Fernando Solana Olivares
El arte sucede. El arte no tiene para qué. Hacemos arte para no morir de realidad. Estas afirmaciones tratan de fijar un fenómeno evanescente, de multidefinición, para el cual no hay un canon inamovible. Menos ahora en esta época tan extraña y decadente y tecnológica, que mezcla todo con todo y afirma que lo que no tiene precio no tiene valor.
Durante mucho tiempo predominó en Occidente una perspectiva estética del arte, considerándolo como una mera complacencia de los sentidos. Una corriente de pensamiento contemporánea cree otra cosa: que el arte contiene una verdad superior que incrementa al ser humano. Una verdad que no se obtiene con algoritmos o sistemas, sino exponiéndose a las obras de arte, encontrándose con ellas.
O cuando llegan, como esos tres ejemplares de un libro inesperado de un artista poderoso, para mí desconocido, que la mensajería dejó en mi casa: Abisal de Alberto Aragón Reyes. Llevaba años de no quedar sorprendido por ningún artista oaxaqueño vivo, dueños casi todos de un manierismo agotado en su folclor, en su repetición y en su mercado.
Hablando de decadencias, ahí está Oaxaca, la Disneylandia espiritual y estética de estos días. Un lugar vuelto temático y envilecido por el turismo seudo ilustrado, vitalista y hípster de la actualidad. Por una reiteración agobiante llamada por Robert Valerio atardecer en la maquiladora de utopías estéticas. Y sin embargo resistente, indómita mientras exista, disputada por todos desde su fundación. Una ciudad mucho más compleja que este momento escenográfico que terminará por agotarse, barrerá imitadores y concluirá facilismos, si no es que todo ello ha ocurrido ya.
En tiempos de cansancio mercantil y fatiga creativa irrumpe una obra que parece concluyente de un periodo. Y a la vez iniciadora de otra etapa que combinará el regreso a los orígenes generales del arte, en mucho al canon clásico y no a los orígenes etnográficos, de colores directos y motivos inmóviles, llenos de esos “dudosos ordenamientos” ironizados por Valerio: luz oaxaqueña, rico patrimonio y demás misterios.
No en una procedencia lineal, una sucesión de artistas o una genealogía, sino en una mutación: la del adelanto hacia lo que vendrá, aquello que Aragón Reyes esculpe, pinta, elabora, con notable fuerza matérica, en grandes formatos de volumen y bidimensionalidad cuya voluntad y ambición es propia de las influencias que lo formaron durante sus largas temporadas en Dinamarca: Caravaggio, El Bosco, Rembrandt o Goya.

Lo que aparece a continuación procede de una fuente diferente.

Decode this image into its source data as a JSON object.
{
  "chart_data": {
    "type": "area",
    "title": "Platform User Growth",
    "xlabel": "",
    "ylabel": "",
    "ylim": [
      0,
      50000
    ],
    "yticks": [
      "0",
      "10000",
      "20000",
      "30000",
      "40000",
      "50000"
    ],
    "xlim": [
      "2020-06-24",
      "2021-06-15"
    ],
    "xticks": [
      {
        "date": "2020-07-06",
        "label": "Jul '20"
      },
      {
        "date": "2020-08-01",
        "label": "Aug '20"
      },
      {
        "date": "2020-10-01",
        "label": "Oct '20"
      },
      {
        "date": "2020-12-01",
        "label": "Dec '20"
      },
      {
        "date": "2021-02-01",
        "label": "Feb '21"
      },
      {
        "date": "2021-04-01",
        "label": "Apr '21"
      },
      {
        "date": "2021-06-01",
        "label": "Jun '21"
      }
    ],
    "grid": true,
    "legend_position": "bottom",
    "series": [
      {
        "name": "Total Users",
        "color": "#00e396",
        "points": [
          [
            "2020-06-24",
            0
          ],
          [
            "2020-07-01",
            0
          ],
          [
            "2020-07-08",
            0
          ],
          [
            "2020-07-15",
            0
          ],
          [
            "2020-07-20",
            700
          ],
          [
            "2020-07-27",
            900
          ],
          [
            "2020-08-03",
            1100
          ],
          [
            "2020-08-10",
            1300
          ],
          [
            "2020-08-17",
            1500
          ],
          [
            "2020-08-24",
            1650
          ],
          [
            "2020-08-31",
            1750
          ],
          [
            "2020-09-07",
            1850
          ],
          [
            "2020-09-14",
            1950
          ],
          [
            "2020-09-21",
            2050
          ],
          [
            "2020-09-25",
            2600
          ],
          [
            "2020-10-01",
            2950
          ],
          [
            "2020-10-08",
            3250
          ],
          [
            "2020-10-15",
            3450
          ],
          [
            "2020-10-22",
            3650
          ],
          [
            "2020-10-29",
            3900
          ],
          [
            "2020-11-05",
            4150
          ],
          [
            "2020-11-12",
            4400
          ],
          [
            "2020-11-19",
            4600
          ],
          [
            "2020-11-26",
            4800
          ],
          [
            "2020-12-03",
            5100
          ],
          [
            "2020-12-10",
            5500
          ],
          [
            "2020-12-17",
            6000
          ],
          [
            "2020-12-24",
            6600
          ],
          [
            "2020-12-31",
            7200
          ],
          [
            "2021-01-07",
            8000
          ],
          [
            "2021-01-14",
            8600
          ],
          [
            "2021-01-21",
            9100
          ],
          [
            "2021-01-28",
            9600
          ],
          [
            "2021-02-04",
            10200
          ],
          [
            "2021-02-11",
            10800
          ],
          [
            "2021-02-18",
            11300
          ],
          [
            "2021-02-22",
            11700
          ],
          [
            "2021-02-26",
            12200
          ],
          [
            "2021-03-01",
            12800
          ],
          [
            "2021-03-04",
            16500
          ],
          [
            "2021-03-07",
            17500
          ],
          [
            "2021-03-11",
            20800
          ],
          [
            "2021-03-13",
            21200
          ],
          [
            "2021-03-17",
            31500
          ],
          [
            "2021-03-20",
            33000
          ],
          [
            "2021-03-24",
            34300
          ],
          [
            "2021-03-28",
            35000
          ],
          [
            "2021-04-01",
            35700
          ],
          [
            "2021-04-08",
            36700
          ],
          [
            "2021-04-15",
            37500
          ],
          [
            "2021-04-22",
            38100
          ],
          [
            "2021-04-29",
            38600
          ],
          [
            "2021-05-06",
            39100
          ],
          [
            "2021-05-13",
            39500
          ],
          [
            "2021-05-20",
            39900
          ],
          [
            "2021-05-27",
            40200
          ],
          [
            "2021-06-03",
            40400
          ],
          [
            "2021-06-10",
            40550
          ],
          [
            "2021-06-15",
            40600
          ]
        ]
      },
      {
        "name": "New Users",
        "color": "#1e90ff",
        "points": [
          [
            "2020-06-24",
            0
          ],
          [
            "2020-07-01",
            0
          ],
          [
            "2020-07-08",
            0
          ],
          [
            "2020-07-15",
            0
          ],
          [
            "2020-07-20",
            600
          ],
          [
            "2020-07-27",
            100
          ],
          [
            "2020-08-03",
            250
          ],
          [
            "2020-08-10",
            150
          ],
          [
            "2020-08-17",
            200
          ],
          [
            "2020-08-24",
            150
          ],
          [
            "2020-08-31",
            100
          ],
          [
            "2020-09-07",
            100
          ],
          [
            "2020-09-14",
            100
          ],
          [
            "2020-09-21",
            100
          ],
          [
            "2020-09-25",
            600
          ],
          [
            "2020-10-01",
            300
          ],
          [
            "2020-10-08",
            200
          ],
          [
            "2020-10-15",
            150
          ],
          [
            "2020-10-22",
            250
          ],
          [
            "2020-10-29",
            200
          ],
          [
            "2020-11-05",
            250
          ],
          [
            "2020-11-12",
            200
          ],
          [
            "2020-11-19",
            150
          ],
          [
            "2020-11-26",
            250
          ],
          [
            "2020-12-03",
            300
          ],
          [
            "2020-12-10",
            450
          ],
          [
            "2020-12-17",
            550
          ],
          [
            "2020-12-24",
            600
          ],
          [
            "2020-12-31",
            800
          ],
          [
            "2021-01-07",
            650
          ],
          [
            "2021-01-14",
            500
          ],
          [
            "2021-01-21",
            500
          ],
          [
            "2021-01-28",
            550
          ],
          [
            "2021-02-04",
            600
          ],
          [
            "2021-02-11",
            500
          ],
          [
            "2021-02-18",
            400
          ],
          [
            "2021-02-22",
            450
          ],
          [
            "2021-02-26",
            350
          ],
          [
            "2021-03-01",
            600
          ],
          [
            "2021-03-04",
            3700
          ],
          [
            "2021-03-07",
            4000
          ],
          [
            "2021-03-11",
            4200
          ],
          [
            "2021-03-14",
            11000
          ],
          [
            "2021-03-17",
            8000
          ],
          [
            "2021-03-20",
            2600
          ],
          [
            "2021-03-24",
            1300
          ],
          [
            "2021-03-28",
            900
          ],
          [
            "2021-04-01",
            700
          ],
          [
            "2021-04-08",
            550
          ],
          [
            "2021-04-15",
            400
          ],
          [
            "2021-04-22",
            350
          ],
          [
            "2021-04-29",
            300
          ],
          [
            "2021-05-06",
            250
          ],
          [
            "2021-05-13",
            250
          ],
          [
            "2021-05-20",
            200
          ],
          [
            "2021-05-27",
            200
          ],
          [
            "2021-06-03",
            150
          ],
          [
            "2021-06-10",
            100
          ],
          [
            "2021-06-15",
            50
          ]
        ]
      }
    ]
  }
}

Esa fuerza emergente presenta temas, formas y técnicas no frecuentes en la tradición pictórica de la oaxaqueñidad imaginaria. Varias características de la obra de Alberto Aragón, artista de menos de cuarenta años, son revoluciones radicales en su lugar de origen: el claroscuro, por ejemplo, una técnica para dar profundidad y contraste a la imagen representada, llevándola a contener verdad y sentido, capacidad de conmover a su espectador e interrogarlo.
Eso es lo que los pensadores atribuyen al arte como valor de conocimiento: toda experiencia es el paso de un algo supuesto a una certeza vivencial, de una negatividad a una positividad. Otra radicalización de este artista es la introducción de rostros y cuerpos claramente budistas y monacales en sus retratos, alegorizando antiguos frescos trabajados por el tiempo, como pintados en capas que se levantan, se rayan, se esgrafían y proponen un nuevo sincretismo, otro orden místico, otro encuentro cultural, otra revelación.
De su realismo fantástico poético, con toques de fantasía y mascarada carnavalesca, hasta sus puntillismos cromáticos alegres y solares, de sus retratos goyescos, sus tigres y jabalíes llevando rosas de sangre en su hocico, hasta sus naturalezas muertas, sus seres tenebrosos y sus bestiarios, entre toda esa abundancia se distingue una pieza escultórica portentosa, El Pescador, un gigante de metal desnudo que arrastra un pez del doble de su peso y exhibe la fuerza perseverante y obcecada del ser humano.
El título del hermoso volumen que reproduce 205 obras pictóricas, gráficas, escultóricas e instalaciones, Abisal no alude a lo insondable sino a lo profundo. El arte es un sistema de símbolos y se dice que cuando sus formas cambian se producen cambios en la época histórica.
El espíritu sopla donde quiera, el arte también. Incluso ahí donde se creería concluido. Entonces lo abisal anuncia su presencia: ir hasta abajo para volver a salir.